Building a linear regression model

scikit-learn's 4-step modeling pattern


In [19]:
# fit a linear regression model
from sklearn.linear_model import LinearRegression
linreg = LinearRegression()
feature_cols = ['al']
X = hours[['hour']]
y = hours.start
linreg.fit(X, y)


/Users/mahmoud/.virtualenvs/eventx/lib/python3.5/site-packages/scipy/linalg/basic.py:884: RuntimeWarning: internal gelsd driver lwork query error, required iwork dimension not returned. This is likely the result of LAPACK bug 0038, fixed in LAPACK 3.2.2 (released July 21, 2010). Falling back to 'gelss' driver.
  warnings.warn(mesg, RuntimeWarning)
Out[19]:
LinearRegression(copy_X=True, fit_intercept=True, n_jobs=1, normalize=False)

In [23]:
hours['pred'] = linreg.predict(X)

# put the plots together
plt.scatter(hours.hour, hours.start)
plt.plot(hours.hour, hours.pred, color='red')
plt.xlabel('hours')
plt.ylabel('count')


Out[23]:
<matplotlib.text.Text at 0x114b43748>

In [41]:
# fit a linear regression model
from sklearn.linear_model import LinearRegression
linreg = None
linreg = LinearRegression()

partial_hours = hours.loc[5.5:9]

X = partial_hours[['hour']]
y = partial_hours.start
linreg.fit(X, y)

hours.loc[5.5:9, 'pred'] = linreg.predict(partial_hours[['hour']])

# put the plots together
plt.scatter(hours.hour, hours.start)
plt.plot(partial_hours.hour, partial_hours.pred, color='red')
plt.xlabel('hours')
plt.ylabel('count')


Out[41]:
<matplotlib.text.Text at 0x11635ff60>

Step 1: Import the class you plan to use

Step 2: "Instantiate" the "estimator"

  • "Estimator" is scikit-learn's term for "model"
  • "Instantiate" means "make an instance of"
  • Created an object that "knows" how to do Linear Regression, and is just waiting for data
  • Name of the object does not matter
  • Can specify tuning parameters (aka "hyperparameters") during this step
  • All parameters not specified are set to their defaults

Step 3: Fit the model with data (aka "model training")

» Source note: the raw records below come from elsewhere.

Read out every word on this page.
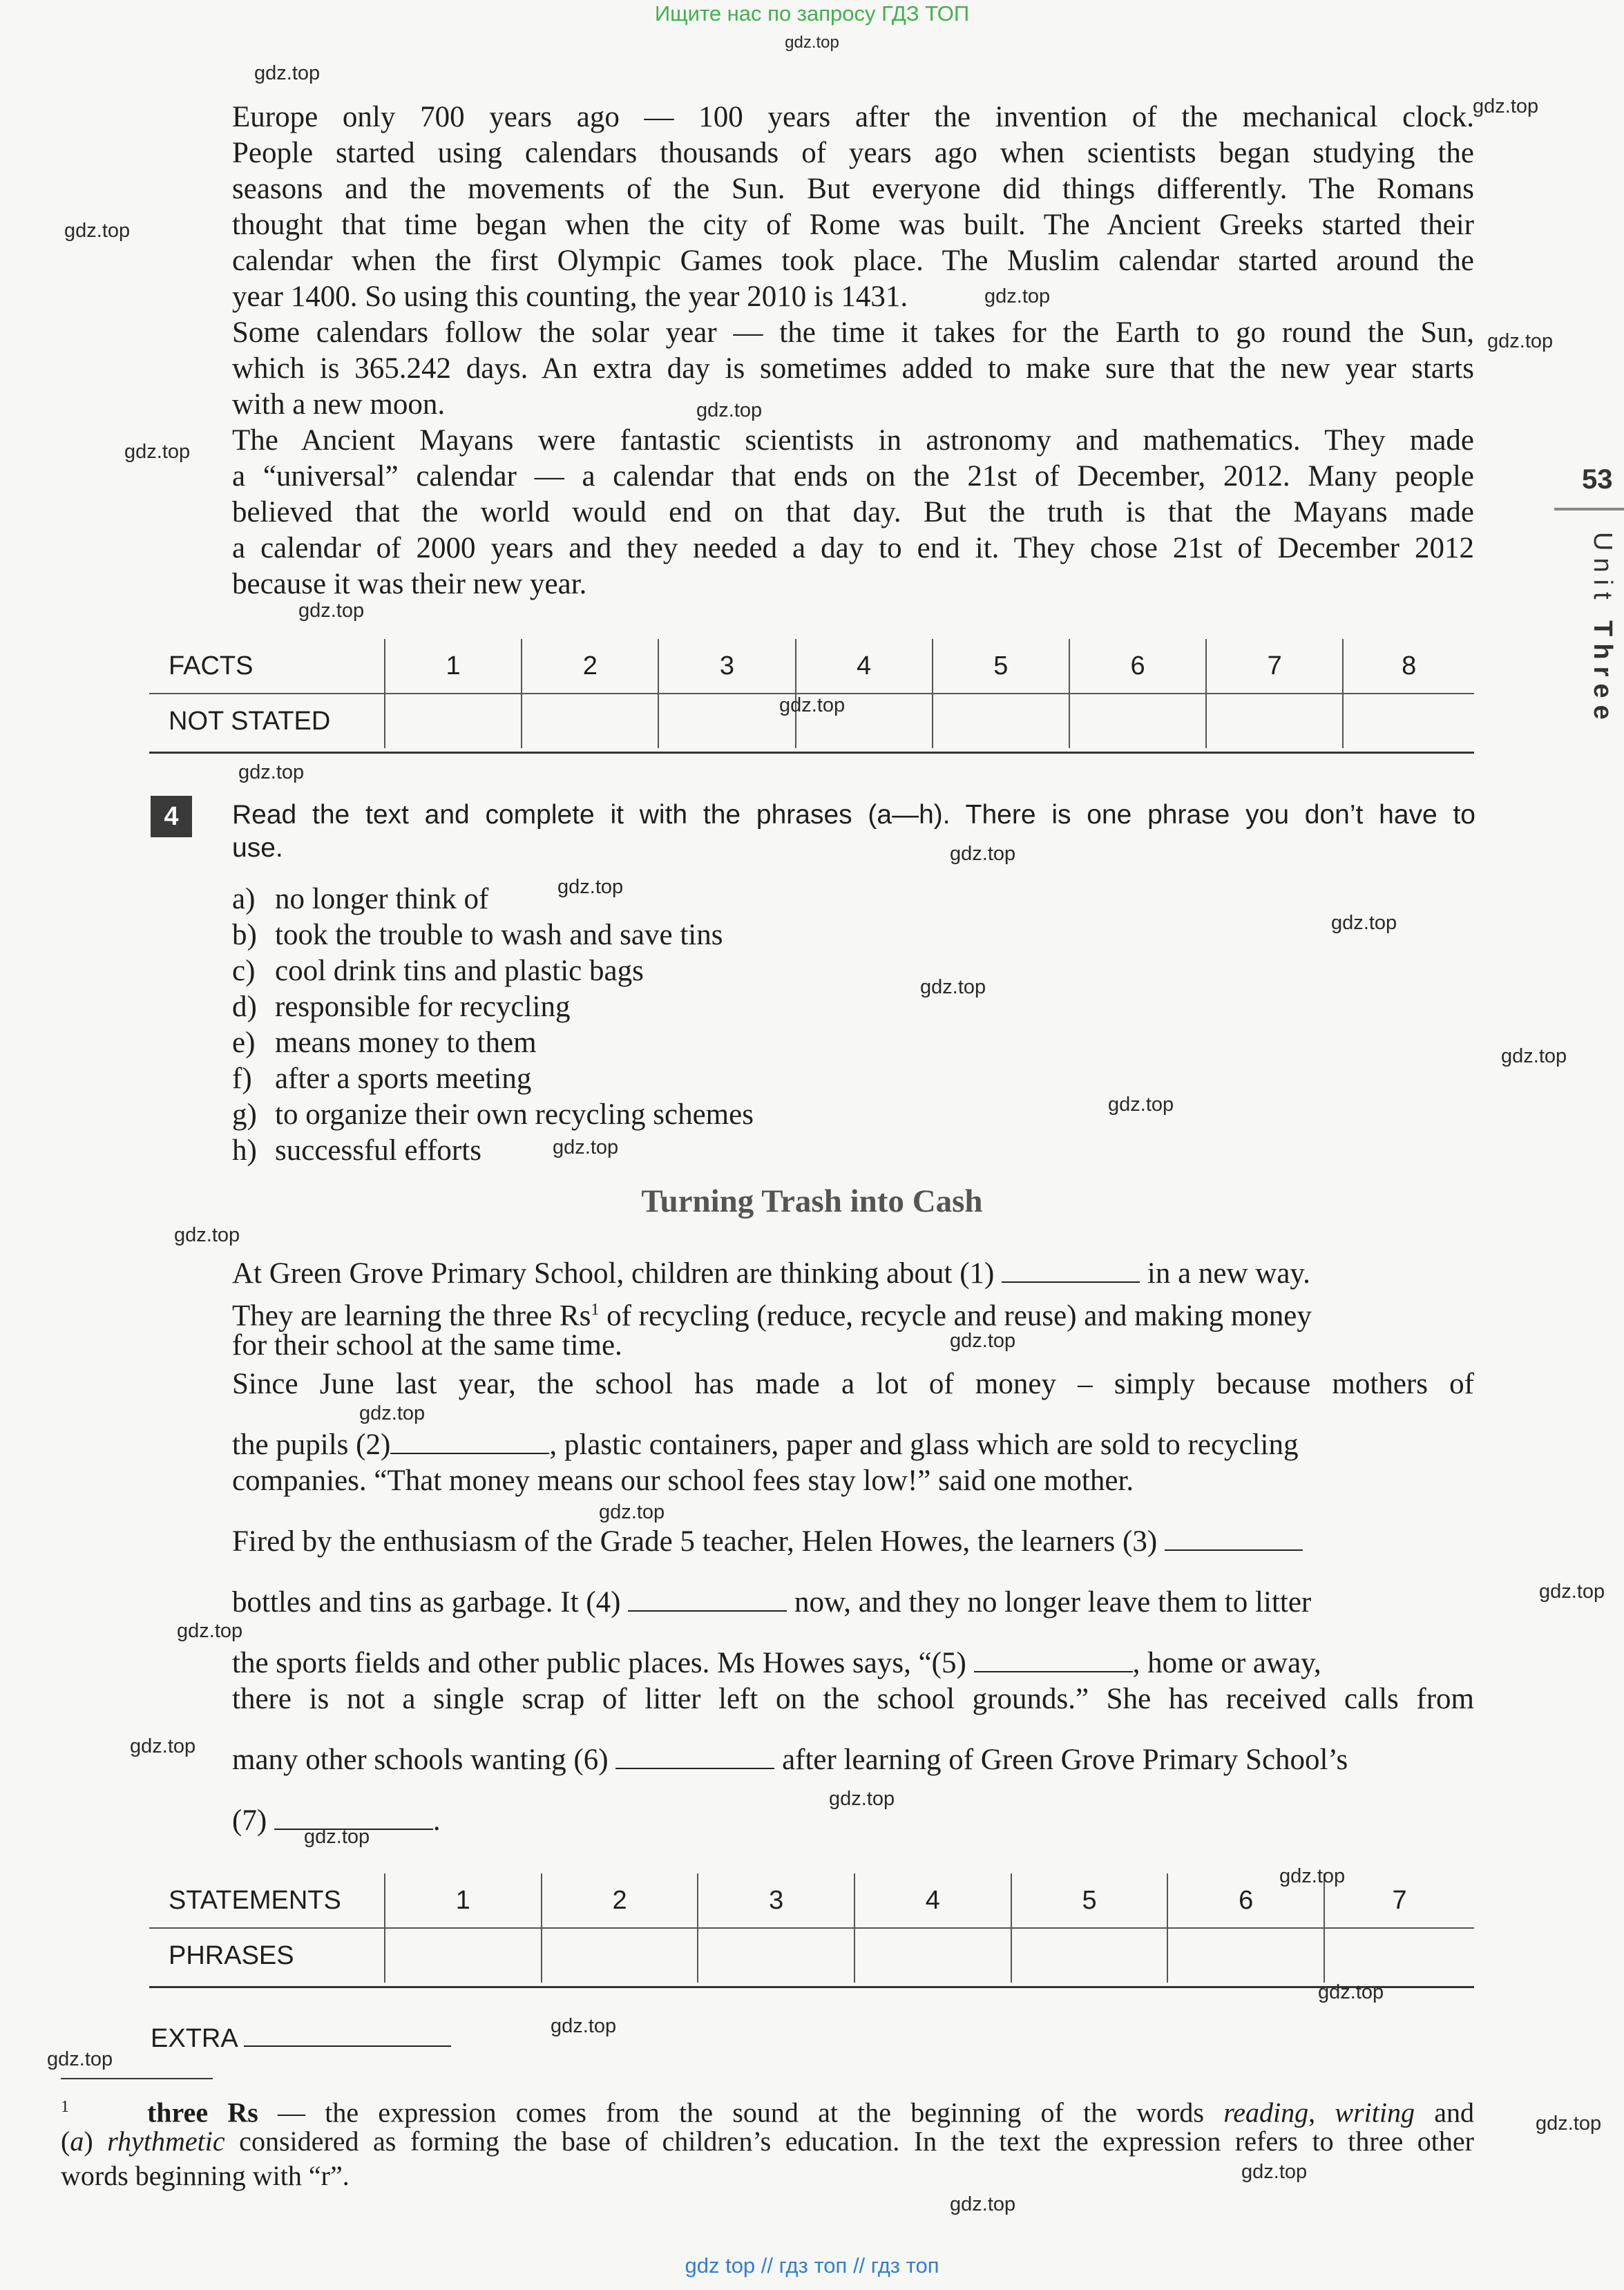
Ищите нас по запросу ГДЗ ТОП
gdz.top
53
Unit Three
Europe only 700 years ago — 100 years after the invention of the mechanical clock.
People started using calendars thousands of years ago when scientists began studying the
seasons and the movements of the Sun. But everyone did things differently. The Romans
thought that time began when the city of Rome was built. The Ancient Greeks started their
calendar when the first Olympic Games took place. The Muslim calendar started around the
year 1400. So using this counting, the year 2010 is 1431.
Some calendars follow the solar year — the time it takes for the Earth to go round the Sun,
which is 365.242 days. An extra day is sometimes added to make sure that the new year starts
with a new moon.
The Ancient Mayans were fantastic scientists in astronomy and mathematics. They made
a “universal” calendar — a calendar that ends on the 21st of December, 2012. Many people
believed that the world would end on that day. But the truth is that the Mayans made
a calendar of 2000 years and they needed a day to end it. They chose 21st of December 2012
because it was their new year.
FACTS	1	2	3	4	5	6	7	8
NOT STATED								
4	Read the text and complete it with the phrases (a—h). There is one phrase you don’t have to
use.
a) no longer think of
b) took the trouble to wash and save tins
c) cool drink tins and plastic bags
d) responsible for recycling
e) means money to them
f) after a sports meeting
g) to organize their own recycling schemes
h) successful efforts
Turning Trash into Cash
At Green Grove Primary School, children are thinking about (1)	in a new way.
They are learning the three Rs$^1$ of recycling (reduce, recycle and reuse) and making money
for their school at the same time.
Since June last year, the school has made a lot of money – simply because mothers of
the pupils (2)	, plastic containers, paper and glass which are sold to recycling
companies. “That money means our school fees stay low!” said one mother.
Fired by the enthusiasm of the Grade 5 teacher, Helen Howes, the learners (3)
bottles and tins as garbage. It (4)	now, and they no longer leave them to litter
the sports fields and other public places. Ms Howes says, “(5)	, home or away,
there is not a single scrap of litter left on the school grounds.” She has received calls from
many other schools wanting (6)	after learning of Green Grove Primary School’s
(7)	.
STATEMENTS	1	2	3	4	5	6	7
PHRASES							
EXTRA
$^1$	three Rs — the expression comes from the sound at the beginning of the words reading, writing and
(a) rhythmetic considered as forming the base of children’s education. In the text the expression refers to three other
words beginning with “r”.
gdz.top
gdz.top
gdz.top
gdz.top
gdz.top
gdz.top
gdz.top
gdz.top
gdz.top
gdz.top
gdz.top
gdz.top
gdz.top
gdz.top
gdz.top
gdz.top
gdz.top
gdz.top
gdz.top
gdz.top
gdz.top
gdz.top
gdz.top
gdz.top
gdz.top
gdz.top
gdz.top
gdz.top
gdz.top
gdz.top
gdz.top
gdz.top
gdz.top
gdz top // гдз топ // гдз топ
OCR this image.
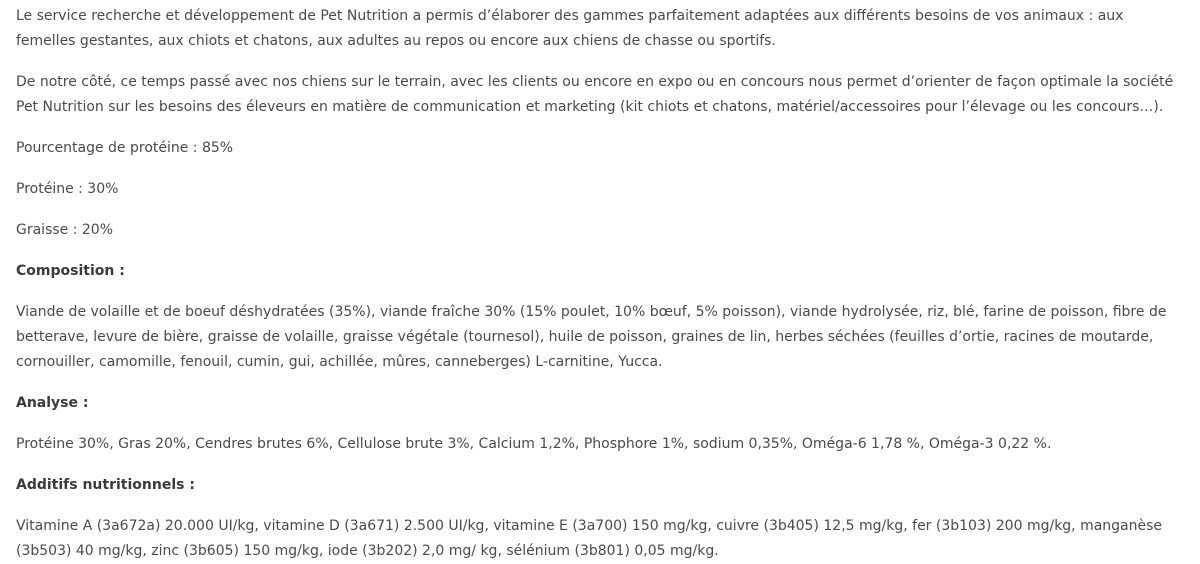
Le service recherche et développement de Pet Nutrition a permis d’élaborer des gammes parfaitement adaptées aux différents besoins de vos animaux : aux femelles gestantes, aux chiots et chatons, aux adultes au repos ou encore aux chiens de chasse ou sportifs.

De notre côté, ce temps passé avec nos chiens sur le terrain, avec les clients ou encore en expo ou en concours nous permet d’orienter de façon optimale la société Pet Nutrition sur les besoins des éleveurs en matière de communication et marketing (kit chiots et chatons, matériel/accessoires pour l’élevage ou les concours…).

Pourcentage de protéine : 85%

Protéine : 30%

Graisse : 20%

Composition :

Viande de volaille et de boeuf déshydratées (35%), viande fraîche 30% (15% poulet, 10% bœuf, 5% poisson), viande hydrolysée, riz, blé, farine de poisson, fibre de betterave, levure de bière, graisse de volaille, graisse végétale (tournesol), huile de poisson, graines de lin, herbes séchées (feuilles d’ortie, racines de moutarde, cornouiller, camomille, fenouil, cumin, gui, achillée, mûres, canneberges) L-carnitine, Yucca.

Analyse :

Protéine 30%, Gras 20%, Cendres brutes 6%, Cellulose brute 3%, Calcium 1,2%, Phosphore 1%, sodium 0,35%, Oméga-6 1,78 %, Oméga-3 0,22 %.

Additifs nutritionnels :

Vitamine A (3a672a) 20.000 UI/kg, vitamine D (3a671) 2.500 UI/kg, vitamine E (3a700) 150 mg/kg, cuivre (3b405) 12,5 mg/kg, fer (3b103) 200 mg/kg, manganèse (3b503) 40 mg/kg, zinc (3b605) 150 mg/kg, iode (3b202) 2,0 mg/ kg, sélénium (3b801) 0,05 mg/kg.
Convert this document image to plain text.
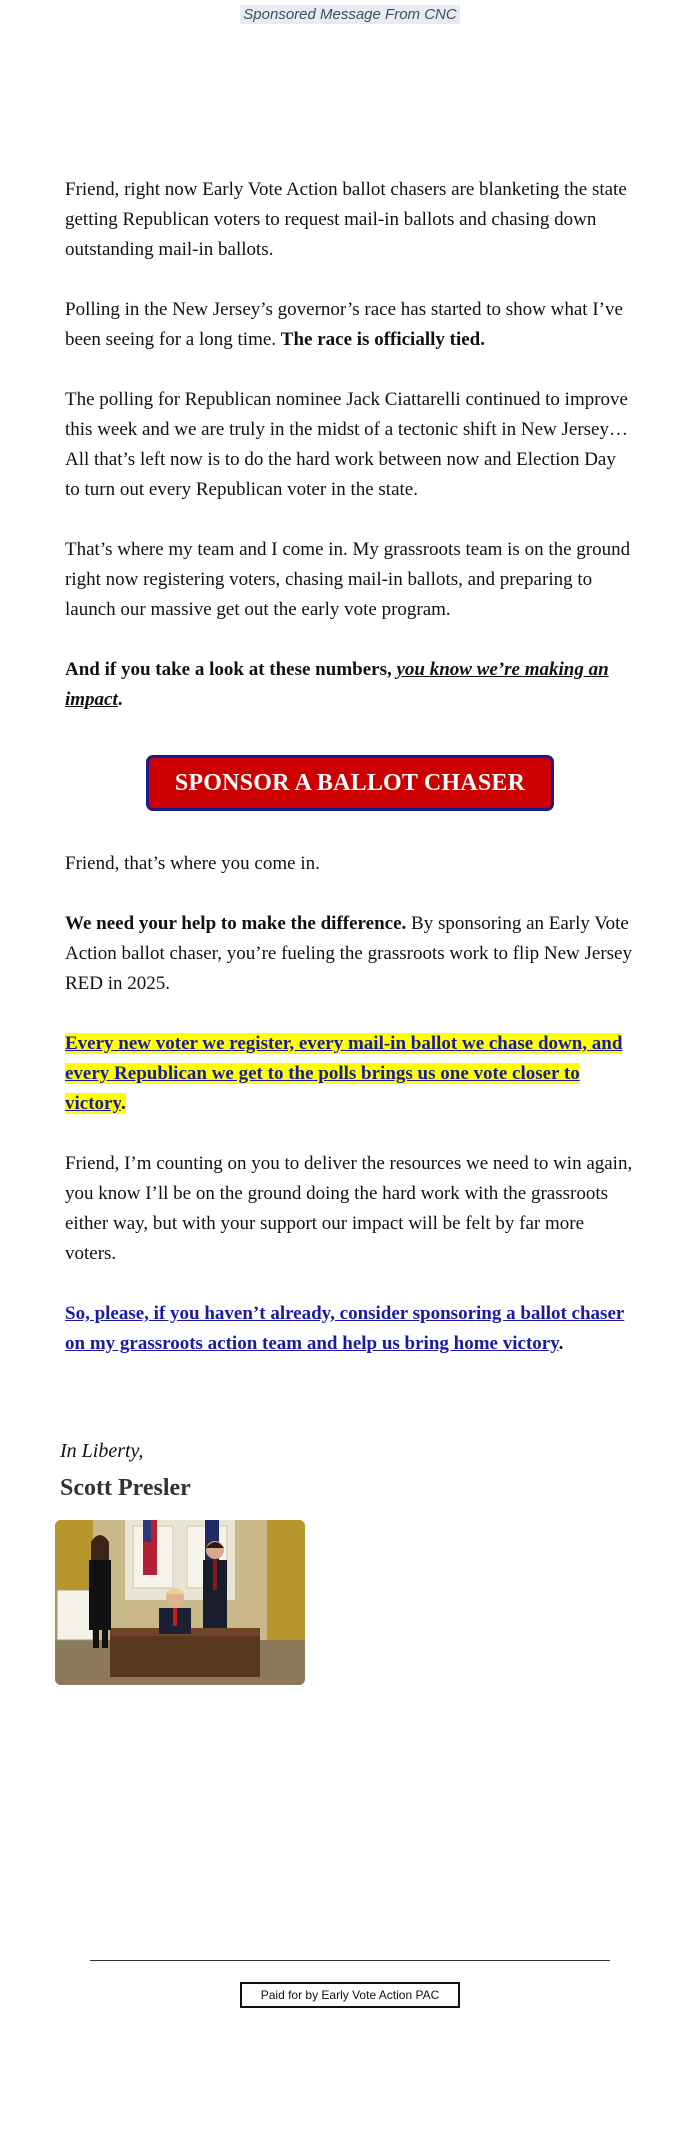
Sponsored Message From CNC

Friend, right now Early Vote Action ballot chasers are blanketing the state getting Republican voters to request mail-in ballots and chasing down outstanding mail-in ballots.

Polling in the New Jersey’s governor’s race has started to show what I’ve been seeing for a long time. The race is officially tied.

The polling for Republican nominee Jack Ciattarelli continued to improve this week and we are truly in the midst of a tectonic shift in New Jersey… All that’s left now is to do the hard work between now and Election Day to turn out every Republican voter in the state.

That’s where my team and I come in. My grassroots team is on the ground right now registering voters, chasing mail-in ballots, and preparing to launch our massive get out the early vote program.

And if you take a look at these numbers, you know we’re making an impact.

SPONSOR A BALLOT CHASER

Friend, that’s where you come in.

We need your help to make the difference. By sponsoring an Early Vote Action ballot chaser, you’re fueling the grassroots work to flip New Jersey RED in 2025.

Every new voter we register, every mail-in ballot we chase down, and every Republican we get to the polls brings us one vote closer to victory.

Friend, I’m counting on you to deliver the resources we need to win again, you know I’ll be on the ground doing the hard work with the grassroots either way, but with your support our impact will be felt by far more voters.

So, please, if you haven’t already, consider sponsoring a ballot chaser on my grassroots action team and help us bring home victory.

In Liberty,
Scott Presler
Paid for by Early Vote Action PAC
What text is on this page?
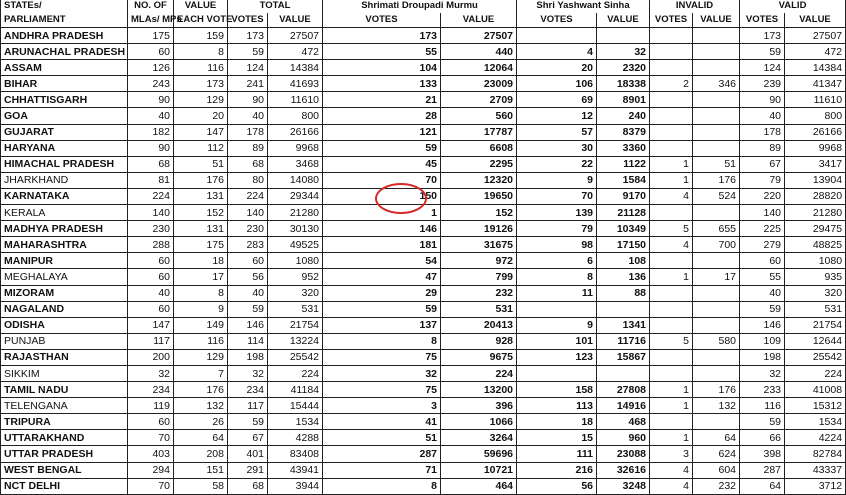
STATEs/	NO. OF	VALUE	TOTAL		Shrimati Droupadi Murmu		Shri Yashwant Sinha		INVALID		VALID	
PARLIAMENT	MLAs/ MPs	EACH VOTE	VOTES	VALUE	VOTES	VALUE	VOTES	VALUE	VOTES	VALUE	VOTES	VALUE
ANDHRA PRADESH	175	159	173	27507	173	27507					173	27507
ARUNACHAL PRADESH	60	8	59	472	55	440	4	32			59	472
ASSAM	126	116	124	14384	104	12064	20	2320			124	14384
BIHAR	243	173	241	41693	133	23009	106	18338	2	346	239	41347
CHHATTISGARH	90	129	90	11610	21	2709	69	8901			90	11610
GOA	40	20	40	800	28	560	12	240			40	800
GUJARAT	182	147	178	26166	121	17787	57	8379			178	26166
HARYANA	90	112	89	9968	59	6608	30	3360			89	9968
HIMACHAL PRADESH	68	51	68	3468	45	2295	22	1122	1	51	67	3417
JHARKHAND	81	176	80	14080	70	12320	9	1584	1	176	79	13904
KARNATAKA	224	131	224	29344	150	19650	70	9170	4	524	220	28820
KERALA	140	152	140	21280	1	152	139	21128			140	21280
MADHYA PRADESH	230	131	230	30130	146	19126	79	10349	5	655	225	29475
MAHARASHTRA	288	175	283	49525	181	31675	98	17150	4	700	279	48825
MANIPUR	60	18	60	1080	54	972	6	108			60	1080
MEGHALAYA	60	17	56	952	47	799	8	136	1	17	55	935
MIZORAM	40	8	40	320	29	232	11	88			40	320
NAGALAND	60	9	59	531	59	531					59	531
ODISHA	147	149	146	21754	137	20413	9	1341			146	21754
PUNJAB	117	116	114	13224	8	928	101	11716	5	580	109	12644
RAJASTHAN	200	129	198	25542	75	9675	123	15867			198	25542
SIKKIM	32	7	32	224	32	224					32	224
TAMIL NADU	234	176	234	41184	75	13200	158	27808	1	176	233	41008
TELENGANA	119	132	117	15444	3	396	113	14916	1	132	116	15312
TRIPURA	60	26	59	1534	41	1066	18	468			59	1534
UTTARAKHAND	70	64	67	4288	51	3264	15	960	1	64	66	4224
UTTAR PRADESH	403	208	401	83408	287	59696	111	23088	3	624	398	82784
WEST BENGAL	294	151	291	43941	71	10721	216	32616	4	604	287	43337
NCT DELHI	70	58	68	3944	8	464	56	3248	4	232	64	3712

  • Model is "learning" the relationship between X and y in our "training data"
  • Process through which learning occurs varies by model
  • Occurs in-place
  • Once a model has been fit with data, it's called a "fitted model"

Step 4: Predict the response for a new observation

  • New observations are called "out-of-sample" data
  • Uses the information it learned during the model training process

Interpreting the intercept ($\beta_0$):

  • It is the value of $y$ when $x$=0.
  • Thus, it is the estimated number of rentals when the temperature is 0 degrees Celsius.
  • Note: It does not always make sense to interpret the intercept. (Why?)

Interpreting the "temp" coefficient ($\beta_1$):

  • It is the change in $y$ divided by change in $x$, or the "slope".
  • Thus, a temperature increase of 1 degree Celsius is associated with a rental increase of 9.17 bikes.
  • This is not a statement of causation.
  • $\beta_1$ would be negative if an increase in temperature was associated with a decrease in rentals.